Dengan demikian media sosial yang sudah merupakan gaya hidup kekinian membawa dampak pada para remaja. Dampak baiknya adalah : Memperluas jaringan pertemanan. Berkat situs media sosial ini remaja menjadi lebih mudah berteman dengan orang lain di seluruh dunia. Meskipun sebagian besar diantaranya tidak pernah mereka temui secara langsung.
Remaja akan termotivasi untuk belajar mengembangkan diri melalui teman-teman yang mereka jumpai secara online, karena mereka berinteraksi dan menerima umpan balik satu sama lain.
Memudahkan dalam memperoleh informasi. Remaja menjadi mudah untuk memperoleh informasi yang ada di internet karena adanya blog ataupun website. Selain itu sosial media juga bisa digunakan sebagai lahan informasi untuk bidang pendidikan, kebudayaan, dan lain-lain.
Situs jejaring sosial membuat anak dan remaja menjadi lebih bersahabat, perhatian dan empati. Misalnya memberikan perhatian saat ada teman mereka berulang tahun, mengomentari foto, video dan status teman mereka, menjaga hubungan persahabatan meski tidak dapat bertemu secara fisik.
Memudahkan remaja untuk sharing atau berbagi. Dengan adanya blog, remaja mudah berbagi mengenai pengalaman hidupnya dan berbagai hal lainnya yaitu dengan mempostingnya ke blog.
Bisa di jadikan tempat iklan bagi remaja yang melakukan usaha online. Saat ini sosial media telah memberikan layanan iklan. Seperti blogger, facebook, twitter dan lainnya bisa menempatkan iklan di situs tersebut.

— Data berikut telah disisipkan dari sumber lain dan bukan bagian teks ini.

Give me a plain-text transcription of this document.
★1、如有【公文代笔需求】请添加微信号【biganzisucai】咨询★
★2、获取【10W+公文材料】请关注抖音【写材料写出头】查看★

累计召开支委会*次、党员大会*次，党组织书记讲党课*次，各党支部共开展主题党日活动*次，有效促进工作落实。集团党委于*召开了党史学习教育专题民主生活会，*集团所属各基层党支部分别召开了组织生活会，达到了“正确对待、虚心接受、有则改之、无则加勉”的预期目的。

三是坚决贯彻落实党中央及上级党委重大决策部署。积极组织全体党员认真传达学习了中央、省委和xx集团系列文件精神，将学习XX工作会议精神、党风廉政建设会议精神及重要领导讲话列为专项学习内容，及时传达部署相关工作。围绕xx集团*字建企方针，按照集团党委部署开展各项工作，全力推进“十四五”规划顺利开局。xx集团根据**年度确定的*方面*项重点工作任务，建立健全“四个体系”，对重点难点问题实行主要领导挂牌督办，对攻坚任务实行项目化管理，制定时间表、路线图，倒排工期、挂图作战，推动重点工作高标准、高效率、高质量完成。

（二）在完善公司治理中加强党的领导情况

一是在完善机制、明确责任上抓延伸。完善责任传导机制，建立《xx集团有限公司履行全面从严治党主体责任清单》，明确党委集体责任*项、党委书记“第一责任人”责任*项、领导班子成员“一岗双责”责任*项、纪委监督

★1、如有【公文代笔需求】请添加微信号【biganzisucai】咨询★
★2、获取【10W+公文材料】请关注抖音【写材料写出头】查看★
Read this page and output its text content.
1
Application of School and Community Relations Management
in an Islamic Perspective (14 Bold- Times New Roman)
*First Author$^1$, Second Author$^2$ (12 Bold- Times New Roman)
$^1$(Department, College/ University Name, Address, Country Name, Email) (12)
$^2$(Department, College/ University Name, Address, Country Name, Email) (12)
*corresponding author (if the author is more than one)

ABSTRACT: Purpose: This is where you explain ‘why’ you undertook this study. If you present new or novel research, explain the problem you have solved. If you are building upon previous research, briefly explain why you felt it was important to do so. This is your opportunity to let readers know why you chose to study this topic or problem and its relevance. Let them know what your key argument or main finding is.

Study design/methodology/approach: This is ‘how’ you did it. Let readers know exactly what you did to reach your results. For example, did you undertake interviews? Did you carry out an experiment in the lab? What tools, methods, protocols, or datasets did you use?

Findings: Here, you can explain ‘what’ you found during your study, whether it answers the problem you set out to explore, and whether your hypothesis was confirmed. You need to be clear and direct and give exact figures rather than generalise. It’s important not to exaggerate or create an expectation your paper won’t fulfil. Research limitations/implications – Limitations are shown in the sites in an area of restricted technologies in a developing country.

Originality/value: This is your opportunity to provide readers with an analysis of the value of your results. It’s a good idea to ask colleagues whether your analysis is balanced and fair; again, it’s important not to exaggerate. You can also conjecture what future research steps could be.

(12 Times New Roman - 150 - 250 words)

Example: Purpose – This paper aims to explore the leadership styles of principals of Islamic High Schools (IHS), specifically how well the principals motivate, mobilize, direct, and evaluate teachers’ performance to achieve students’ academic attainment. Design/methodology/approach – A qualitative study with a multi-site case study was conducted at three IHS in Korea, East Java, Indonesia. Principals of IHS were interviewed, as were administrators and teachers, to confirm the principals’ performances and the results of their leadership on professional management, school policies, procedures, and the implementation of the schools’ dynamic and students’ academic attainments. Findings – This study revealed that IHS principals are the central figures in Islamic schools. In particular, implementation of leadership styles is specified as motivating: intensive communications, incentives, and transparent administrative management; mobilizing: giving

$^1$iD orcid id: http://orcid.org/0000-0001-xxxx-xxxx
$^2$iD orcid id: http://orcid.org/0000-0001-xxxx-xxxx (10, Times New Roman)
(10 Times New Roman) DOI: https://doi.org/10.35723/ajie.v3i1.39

Tak dipungkiri juga bahwa media ini membawa dampak buruk pada para pemakai, khususnya para remaja. Remaja menjadi kecanduan untuk menggunakan jejaring sosial tanpa tahu waktu. Kebanyakan apabila seorang remaja menggunakan jejaring sosial, mereka bisa saja berjam-jam untuk menggunakannya.
Remaja menjadi malas berkomunikasi di dunia nyata. Tingkat pemahaman bahasa pun menjadi terganggu. Jika remaja tersebut terlalu banyak berkomunikasi di dunia maya.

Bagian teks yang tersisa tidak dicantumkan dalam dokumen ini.